Amerika ada karena kaum pendatang. Serupa mata air, kaum pendatang hadir dari berbagai sumber, berbagai tempat, dari Afrika, Asia, Eropa, dan Amerika Latin. Kaum pendatang menjadi mata air bagi demokrasi dan ekonomi di Amerika sebagai tanah yang dijanjikan (the promised land). Namun, kekerasan anti-Asia mendatangkan air mata.

Di Indonesia, rasialisme terhadap orang Tionghoa bisa ditelusuri paling tidak hingga awal abad ke-20 dengan terbentuknya Syarikat Islam. Syarikat Islam merupakan metamorfosis dari Syarikat Dagang Islam (SDI). SDI terutama bergerak dalam penguatan ekonomi kalangan pengusaha muslim, terutama dalam menghadapi kekuatan bisnis Tionghoa yang didukung Belanda. Ketika itu hidup anggapan ekonomi umat terpinggirkan kekuatan ekonomi Tionghoa.

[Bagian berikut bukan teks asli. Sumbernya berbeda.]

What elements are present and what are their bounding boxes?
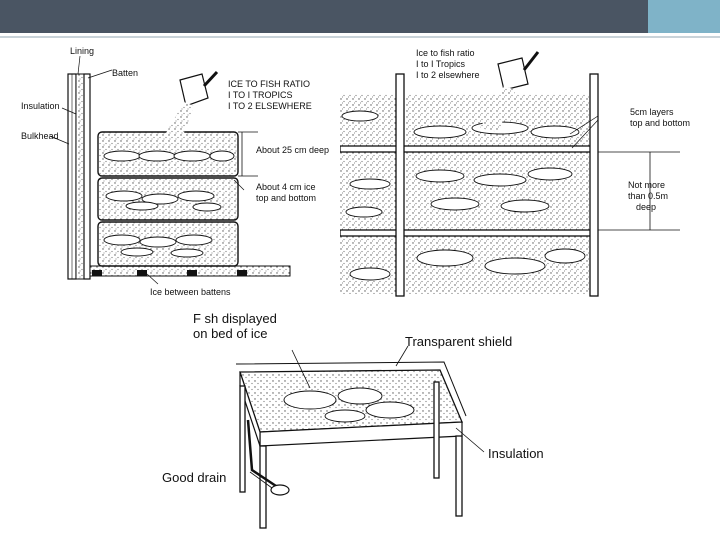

Perubahan dari SDI menjadi SI ditandai dengan sejumlah insiden anti-Tionghoa di sejumlah kota di Jawa, antara lain Kudus, Surakarta, dan Surabaya. Di kota-kota tersebut, persaingan bisnis antara orang Indonesia dan Tionghoa sangat tajam. Islam digunakan untuk menumbuhkan sikap dan perilaku anti-Tionghoa. Di Kudus, Jawa Tengah, huru-hara anti-Tionghoa ditengarai dilakukan pengikut SI karena kelompok pelakunya diidentifikasi sangat islami.

Di masa revolusi, perampokan, penjarahan, hingga pembunuhan menyasar orang-orang Tionghoa. Pada November 1945, rumah dan toko-toko milik orang Tionghoa di Medan, Sumatra Utara, dijarah. Pada awal 1946, permukiman Tionghoa di Medan diserang laskar. Di Perbaungan, sekitar 50 kilometer dari Medan, pada Maret 1946, toko-toko milik orang Tionghoa di sepanjang jalan Medan-Perbaungan-Tebing Tinggi dijarah, lalu dibakar massa dan beberapa orang Tionghoa dibunuh.

Pada 1965, ketika meletus peristiwa G-30-S, pemerintah Republik Rakyat Tiongkok dianggap membantu mengirim senjata untuk gerakan itu. Massa pemuda berunjuk rasa ke kantor Konsulat RRT di Medan. Seorang demonstran tewas tertembak. Peristiwa itu memicu kemarahan massa pemuda kepada orang-orang Tionghoa. orang Tionghoa yang dilihat, sekalipun tidak tahu- menahu, ditangkapi, dipukuli, dirampok, dan dihabisi nyawanya. Lebih dari 100 orang Tionghoa Medan tewas dalam peristiwa itu.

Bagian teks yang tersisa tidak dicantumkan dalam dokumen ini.